Tonight I knit a test swatch so I could see how many stitches per inch I would be knitting with my new needles and yarn.

Testing the knit gauge

Testing the knit gauge


At first I was just using all black yarn, but I found it was almost impossible to count stitches since it all ran together. After half an inch or so I started alternating between tan and black. As you can see, it’s a lot easier to see the stitches up there at the top. This came out to 6 stitches per inch (horizontal), and 10 rows per inch (vertical).

With these numbers in hand, I went ahead an plugged them into a form I found in an online pattern. They also wanted some measurements from my feet, so I made those and plugged them in as well. Now I need to wind some yarn onto my new bobbins and get started.

Today I went to a yarn store in downtown Concord. I told the lady there that I wanted to knit a pair of argyle socks. She fixed me up.

I ended up buying a package of bobbins, two sets of #4 circular needles, and three skeins of yarn. It came to $38.00. Ouch!

These are going to be the most expensive socks ever, and that doesn’t even include the labor. I think I’ll value my time at about a billion bucks an hour just to make sure these are the most expensive socks ever. And since I will be the proud owner of these socks, that will make me one of the richest men in the world. Bill Gates will slip down yet another notch.

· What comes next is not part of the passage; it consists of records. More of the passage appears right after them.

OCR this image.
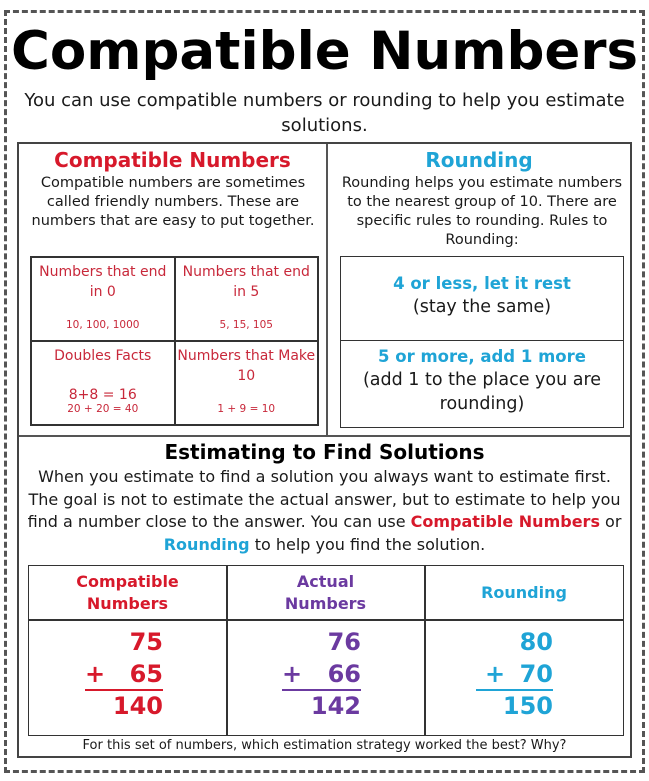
Compatible Numbers
You can use compatible numbers or rounding to help you estimate solutions.
Compatible Numbers
Compatible numbers are sometimes called friendly numbers. These are numbers that are easy to put together.
Numbers that end in 0
10, 100, 1000
Numbers that end in 5
5, 15, 105
Doubles Facts
8+8 = 16
20 + 20 = 40
Numbers that Make 10
1 + 9 = 10
Rounding
Rounding helps you estimate numbers to the nearest group of 10. There are specific rules to rounding. Rules to Rounding:
4 or less, let it rest
(stay the same)
5 or more, add 1 more
(add 1 to the place you are rounding)
Estimating to Find Solutions
When you estimate to find a solution you always want to estimate first. The goal is not to estimate the actual answer, but to estimate to help you find a number close to the answer. You can use Compatible Numbers or Rounding to help you find the solution.
Compatible Numbers
75
+ 65
140
Actual Numbers
76
+ 66
142
Rounding
80
+ 70
150
For this set of numbers, which estimation strategy worked the best? Why?
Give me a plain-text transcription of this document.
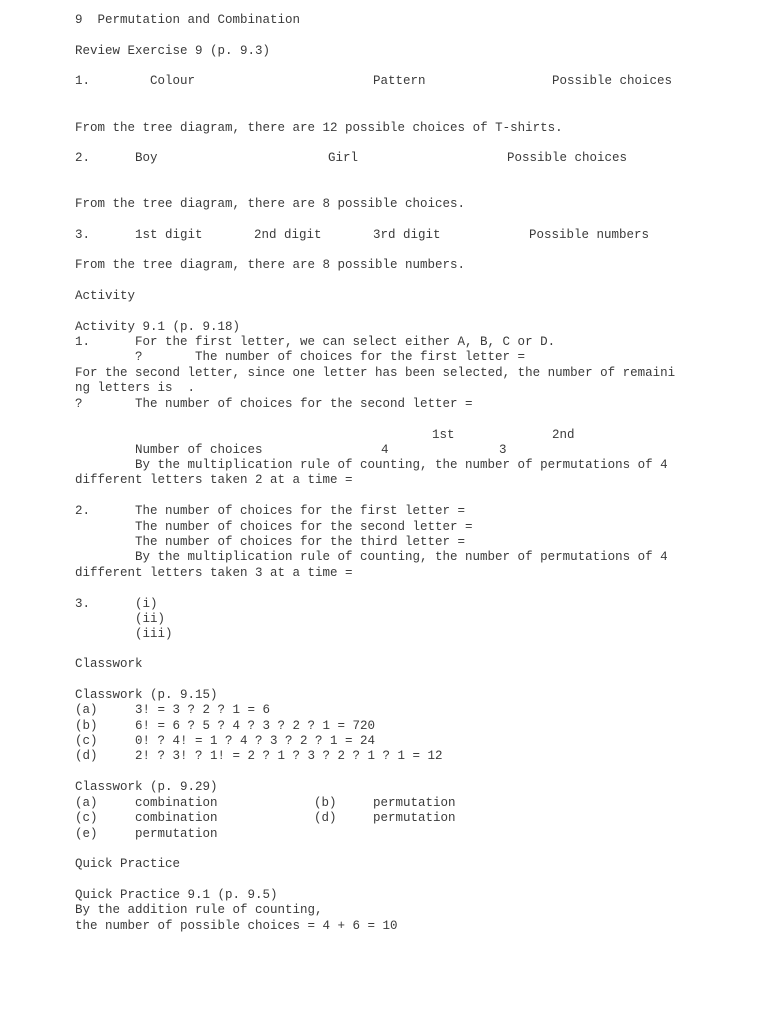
9  Permutation and Combination
Review Exercise 9 (p. 9.3)
1.	Colour	Pattern	Possible choices
From the tree diagram, there are 12 possible choices of T-shirts.
2.	Boy	Girl	Possible choices
From the tree diagram, there are 8 possible choices.
3.	1st digit	2nd digit	3rd digit	Possible numbers
From the tree diagram, there are 8 possible numbers.
Activity
Activity 9.1 (p. 9.18)
1.	For the first letter, we can select either A, B, C or D.
?	The number of choices for the first letter =
For the second letter, since one letter has been selected, the number of remaini
ng letters is  .
?	The number of choices for the second letter =
1st	2nd
Number of choices	4	3
By the multiplication rule of counting, the number of permutations of 4
different letters taken 2 at a time =
2.	The number of choices for the first letter =
The number of choices for the second letter =
The number of choices for the third letter =
By the multiplication rule of counting, the number of permutations of 4
different letters taken 3 at a time =
3.	(i)
(ii)
(iii)
Classwork
Classwork (p. 9.15)
(a)	3! = 3 ? 2 ? 1 = 6
(b)	6! = 6 ? 5 ? 4 ? 3 ? 2 ? 1 = 720
(c)	0! ? 4! = 1 ? 4 ? 3 ? 2 ? 1 = 24
(d)	2! ? 3! ? 1! = 2 ? 1 ? 3 ? 2 ? 1 ? 1 = 12
Classwork (p. 9.29)
(a)	combination	(b)	permutation
(c)	combination	(d)	permutation
(e)	permutation
Quick Practice
Quick Practice 9.1 (p. 9.5)
By the addition rule of counting,
the number of possible choices = 4 + 6 = 10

Tomorrow I have the pulpit at church. I’m going to talk about the Samaritan woman at the well in John 4. John is hands down my favorite of the gospels, and this chapter is one of the reasons for that. I also like chapters 2 and 3, and his account of the resurrection is the most meaningful to me. Powerful stuff!

I’ve spent most of the evening reading everything I have on this story. Hopefully, someone will benefit from my study as I already have.

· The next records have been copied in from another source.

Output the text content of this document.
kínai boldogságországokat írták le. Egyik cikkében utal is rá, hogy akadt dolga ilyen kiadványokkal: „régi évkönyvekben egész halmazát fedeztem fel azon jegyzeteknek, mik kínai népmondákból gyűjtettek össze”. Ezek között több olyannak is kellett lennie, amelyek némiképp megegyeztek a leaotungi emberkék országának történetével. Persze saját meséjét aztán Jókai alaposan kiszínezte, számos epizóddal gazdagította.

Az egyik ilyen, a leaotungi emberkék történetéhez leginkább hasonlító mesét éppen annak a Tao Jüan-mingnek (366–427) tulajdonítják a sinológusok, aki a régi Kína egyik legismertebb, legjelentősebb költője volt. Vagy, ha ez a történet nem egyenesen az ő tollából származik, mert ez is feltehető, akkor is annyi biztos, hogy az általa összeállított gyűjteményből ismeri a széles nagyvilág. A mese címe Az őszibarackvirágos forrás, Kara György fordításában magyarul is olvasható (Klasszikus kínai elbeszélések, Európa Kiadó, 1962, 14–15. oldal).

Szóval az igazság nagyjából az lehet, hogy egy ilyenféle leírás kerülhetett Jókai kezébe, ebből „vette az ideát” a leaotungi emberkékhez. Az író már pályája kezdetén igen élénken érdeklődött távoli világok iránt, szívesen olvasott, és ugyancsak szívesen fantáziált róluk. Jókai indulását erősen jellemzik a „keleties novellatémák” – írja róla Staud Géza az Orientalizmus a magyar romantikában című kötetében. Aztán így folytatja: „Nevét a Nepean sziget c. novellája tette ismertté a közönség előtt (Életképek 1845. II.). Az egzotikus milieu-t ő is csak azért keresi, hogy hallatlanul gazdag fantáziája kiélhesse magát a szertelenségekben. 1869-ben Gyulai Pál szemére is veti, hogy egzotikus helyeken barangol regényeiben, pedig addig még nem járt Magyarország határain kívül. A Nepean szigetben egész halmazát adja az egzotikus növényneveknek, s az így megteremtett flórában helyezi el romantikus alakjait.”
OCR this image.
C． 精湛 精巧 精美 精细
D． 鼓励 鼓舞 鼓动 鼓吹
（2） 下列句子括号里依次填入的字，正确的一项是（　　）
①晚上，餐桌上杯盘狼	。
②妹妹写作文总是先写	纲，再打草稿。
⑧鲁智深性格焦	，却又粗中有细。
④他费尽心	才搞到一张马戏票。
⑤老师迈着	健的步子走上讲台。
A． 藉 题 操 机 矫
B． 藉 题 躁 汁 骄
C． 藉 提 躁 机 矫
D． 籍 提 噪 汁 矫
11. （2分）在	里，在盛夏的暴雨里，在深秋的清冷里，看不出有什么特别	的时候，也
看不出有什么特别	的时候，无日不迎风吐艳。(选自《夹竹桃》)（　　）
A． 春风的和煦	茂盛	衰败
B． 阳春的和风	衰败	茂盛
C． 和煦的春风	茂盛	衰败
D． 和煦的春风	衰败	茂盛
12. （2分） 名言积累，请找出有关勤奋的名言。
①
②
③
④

I dunno how long I’ve been doing this, but every time I think of the phrase “pair of socks” it makes me think of “Frere Jacques”. And then it becomes “Pair-a-sacques” in my head. Luckily, I don’t think the phrase “pair of socks” every time I put a pair on, or I would be insane by now. Or maybe that explains a lot, who knows.

Anyhow, I’m thinking “pair-a-sacques” tonight, because I have finally finished knitting my first pair. Here they are.

Pair of newly knitted socks

Penny is not impressed.


Man… these things are warm.

Oh – and this was my second post tonight. I don’t usually post twice in a day, but I also don’t usually finish knitting a pair-a-sacques.